Uzun yıllar önce, uzaklardaki bir ülkede ‘Bin aynalı dağ’ denilen bir dağ vardı. Bu dağın zirvesine gerçekten de bin tane irili ufaklı ayna yerleştirilmişti.

Herkes zaman zaman bin aynalı dağa çıkıp, ilginç öykülere şahit olmayı ve daha sonra gördükleri hakkında arkadaşlarıyla konuşmayı isterdi. Bir gün, bu ülkede yaşayan küçük mutlu bir köpek, bu dağı duydu ve oraya gitmeye karar verdi.

Dağın eteğine ulaştı ve sonra da neşeyle yukarı tırmandı. Yorulmuştu, ama yeni şeyler göreceği için keyiflenmiş ve yorgunluğunu çoktan unutmuştu. Aynaların bulunduğu zirveye geldiğinde kulaklarını dikmiş, kuyruğunu hızlı hızlı sallıyordu. Kocaman bir gülümseme gönderdi onlara. Karşılığında bin tane kocaman sıcak ve dostane gülümseme aldı.

*

Mutluluğu kat kat artmıştı. Oradan bir türlü ayrılmak istemiyordu. Türlü türlü sevinç ve dostluk hareketleri yapıyor, yaptıklarının bin kat fazlasıyla karşılığını görüyordu. Nihayet gün karardı ve oradan ayrılması gerektiğini anladı. Dağdan inerken kendi kendisine; ‘Burası harika bir yer! Buraya sık sık geleceğim’ diye düşünüyordu. Bu arada, aynalı dağın çıkışındaki anlamlı levhayı da okudu ve mutluluğu bin kat daha arttı...
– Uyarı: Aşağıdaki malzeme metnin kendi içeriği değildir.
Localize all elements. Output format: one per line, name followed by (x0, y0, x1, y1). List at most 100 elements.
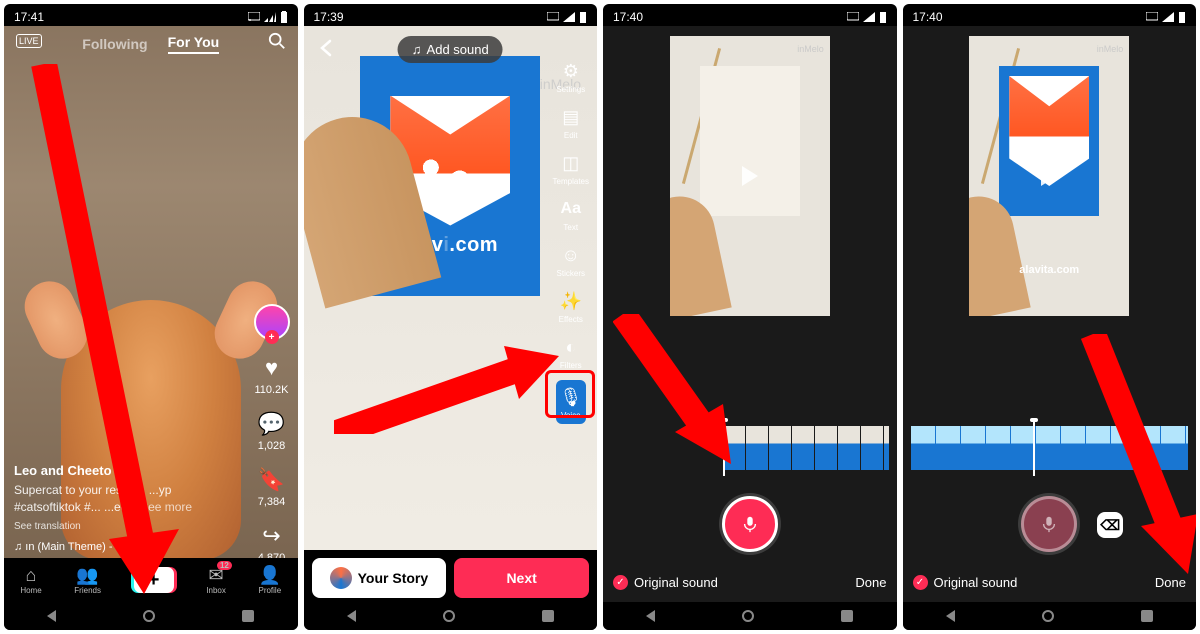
android-recents-icon[interactable] (841, 610, 853, 622)
android-recents-icon[interactable] (1141, 610, 1153, 622)
templates-icon: ◫ (558, 150, 584, 176)
phone-screen-4: 17:40 inMelo alavita.com ⌫ ✓ Original (903, 4, 1197, 630)
microphone-icon (1040, 515, 1058, 533)
gear-icon: ⚙ (558, 58, 584, 84)
tool-effects[interactable]: ✨Effects (558, 288, 584, 324)
search-icon[interactable] (268, 32, 286, 50)
status-icons (248, 11, 288, 23)
sound-label[interactable]: ♫ ın (Main Theme) - 101... (14, 540, 228, 555)
canvas-text: alavita.com (1019, 264, 1079, 276)
easel-content: alavi.com (360, 56, 540, 296)
done-button[interactable]: Done (855, 575, 886, 590)
tool-stickers[interactable]: ☺Stickers (557, 242, 585, 278)
voiceover-bottom-bar: ✓ Original sound Done (613, 566, 887, 598)
timeline[interactable] (911, 426, 1189, 470)
battery-icon (280, 11, 288, 23)
original-sound-toggle[interactable]: ✓ Original sound (913, 575, 1018, 590)
phone-screen-2: 17:39 alavi.com inMelo ♫Add sound ⚙Setti… (304, 4, 598, 630)
record-button[interactable] (722, 496, 778, 552)
original-sound-toggle[interactable]: ✓ Original sound (613, 575, 718, 590)
status-bar: 17:40 (603, 4, 897, 26)
timeline-playhead[interactable] (1033, 420, 1035, 476)
status-bar: 17:40 (903, 4, 1197, 26)
author-avatar[interactable]: + (254, 304, 290, 340)
voiceover-editor: inMelo alavita.com ⌫ ✓ Original sound Do… (903, 26, 1197, 602)
play-icon[interactable] (1041, 166, 1057, 186)
see-translation-link[interactable]: See translation (14, 520, 228, 534)
follow-plus-icon[interactable]: + (265, 330, 279, 344)
android-nav-bar (304, 602, 598, 630)
edit-icon: ▤ (558, 104, 584, 130)
tab-following[interactable]: Following (82, 36, 147, 52)
android-nav-bar (603, 602, 897, 630)
android-recents-icon[interactable] (242, 610, 254, 622)
status-time: 17:41 (14, 10, 44, 24)
nav-home[interactable]: ⌂Home (20, 565, 41, 595)
backspace-icon: ⌫ (1100, 517, 1120, 534)
filters-icon: ◐ (558, 334, 584, 360)
tool-text[interactable]: AaText (558, 196, 584, 232)
watermark-label: inMelo (1097, 44, 1124, 54)
video-preview[interactable]: inMelo alavita.com (969, 36, 1129, 316)
like-button[interactable]: ♥110.2K (254, 354, 288, 396)
author-name[interactable]: Leo and Cheeto (14, 462, 228, 480)
bookmark-button[interactable]: 🔖7,384 (258, 466, 286, 508)
like-count: 110.2K (254, 384, 288, 396)
microphone-icon (741, 515, 759, 533)
phone-screen-3: 17:40 inMelo ✓ Original sound Done (603, 4, 897, 630)
tool-filters[interactable]: ◐Filters (558, 334, 584, 370)
timeline[interactable] (723, 426, 889, 470)
android-back-icon[interactable] (47, 610, 56, 622)
android-home-icon[interactable] (742, 610, 754, 622)
status-time: 17:40 (613, 10, 643, 24)
android-recents-icon[interactable] (542, 610, 554, 622)
nav-friends[interactable]: 👥Friends (74, 565, 101, 595)
tool-settings[interactable]: ⚙Settings (556, 58, 585, 94)
android-nav-bar (903, 602, 1197, 630)
check-icon: ✓ (913, 575, 928, 590)
bookmark-count: 7,384 (258, 496, 286, 508)
tool-edit[interactable]: ▤Edit (558, 104, 584, 140)
your-story-button[interactable]: Your Story (312, 558, 447, 598)
nav-inbox[interactable]: ✉12Inbox (206, 565, 226, 595)
editor-bottom-bar: Your Story Next (312, 558, 590, 598)
done-button[interactable]: Done (1155, 575, 1186, 590)
android-home-icon[interactable] (1042, 610, 1054, 622)
inbox-badge: 12 (217, 561, 232, 570)
android-back-icon[interactable] (946, 610, 955, 622)
android-back-icon[interactable] (646, 610, 655, 622)
check-icon: ✓ (613, 575, 628, 590)
nav-create-button[interactable]: + (134, 567, 174, 593)
see-more-link[interactable]: See more (140, 500, 192, 514)
video-caption: Leo and Cheeto Supercat to your res... .… (14, 462, 228, 555)
android-back-icon[interactable] (347, 610, 356, 622)
stickers-icon: ☺ (558, 242, 584, 268)
delete-recording-button[interactable]: ⌫ (1097, 512, 1123, 538)
tab-for-you[interactable]: For You (168, 34, 220, 54)
timeline-playhead[interactable] (723, 420, 725, 476)
text-icon: Aa (558, 196, 584, 222)
android-home-icon[interactable] (443, 610, 455, 622)
nav-profile[interactable]: 👤Profile (258, 565, 281, 595)
bottom-nav: ⌂Home 👥Friends + ✉12Inbox 👤Profile (4, 558, 298, 602)
status-time: 17:40 (913, 10, 943, 24)
android-nav-bar (4, 602, 298, 630)
comment-button[interactable]: 💬1,028 (258, 410, 286, 452)
annotation-highlight-box (545, 370, 595, 418)
cast-icon (248, 12, 260, 22)
music-note-icon: ♫ (412, 42, 422, 57)
story-ring-icon (330, 567, 352, 589)
comment-count: 1,028 (258, 440, 286, 452)
voiceover-bottom-bar: ✓ Original sound Done (913, 566, 1187, 598)
record-button[interactable] (1021, 496, 1077, 552)
play-icon[interactable] (742, 166, 758, 186)
video-preview[interactable]: inMelo (670, 36, 830, 316)
back-icon[interactable] (316, 38, 336, 58)
status-bar: 17:39 (304, 4, 598, 26)
effects-icon: ✨ (558, 288, 584, 314)
android-home-icon[interactable] (143, 610, 155, 622)
tool-templates[interactable]: ◫Templates (553, 150, 589, 186)
status-icons (547, 11, 587, 23)
add-sound-button[interactable]: ♫Add sound (398, 36, 503, 63)
next-button[interactable]: Next (454, 558, 589, 598)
Ve bin tane hırlayan köpek…

Aynı ülkede yaşayan başka küçük bir köpek daha vardı. Ama ilki kadar mutlu değildi. Huysuz ve mutsuzdu. O da o dağa gitmeye karar verdi.

Dağın eteklerine kadar gelip de yukarıya baktığında, şikâyete başlamıştı bile. Sızlana sızlana dağın tepesine kadar çıktı. Yorgunluk ve kızgınlığa şimdi bir de korku eklenmişti. Doğru ya, bu dağın tepesinde kendisini kim bilir hangi hırsızlar, haydutlar bekliyordu! Aynaların olduğu alana yaklaşırken, her an bir düşmanla karşılaşacakmış gibi başını öne eğmişti. Kafasını kaldırıp da aynalara baktığında gözlerinde inanamadı.

*

Soğuk soğuk bakan bin tane köpek gözlerini onun üzerine dikmişti. Güya onlardan korkmadığını onlara göstermek için hırlamaya, dişlerini göstermeye başladı. Aynı anda korkunç görünümlü bin köpek kendisine hırlayınca, korkudan ne yapacağını bilemedi ve dağdan kaç inerken kendi kendine; ‘Burası korkunç bir yer! Buraya bir daha asla gelmeyeceğim’ diyordu.

Huysuz köpek, o hızla ve korkuyla kaçarken, aynalı dağ hakkında bilgi veren levhayı ve yazıları görmemişti bile. Levhada şöyle yazıyordu:

‘Ey yolcular! Sakın aldanmayın, gördüğünüz görüntüler sadece ve sadece sizin aynadaki yansımanızdır. Aynı şekilde; hayatta başınıza gelen bütün olaylar size tutulmuş aynalardır. Onlarda sadece kendinizi, kendi duygu ve düşüncelerinizi görürsünüz...’

*

NOT: Değerli meslektaşım, KAGFİD Başkanı sayın Neşe Yıldızhan babasını kaybetti. 83 yaşında hayata gözlerini yuman Ahmet Yıldızhan amcamıza Allah’tan rahmet dilerken, Meslektaşımız Neşe Yıldızhan ve ailesine sabır ve metanet diliyorum.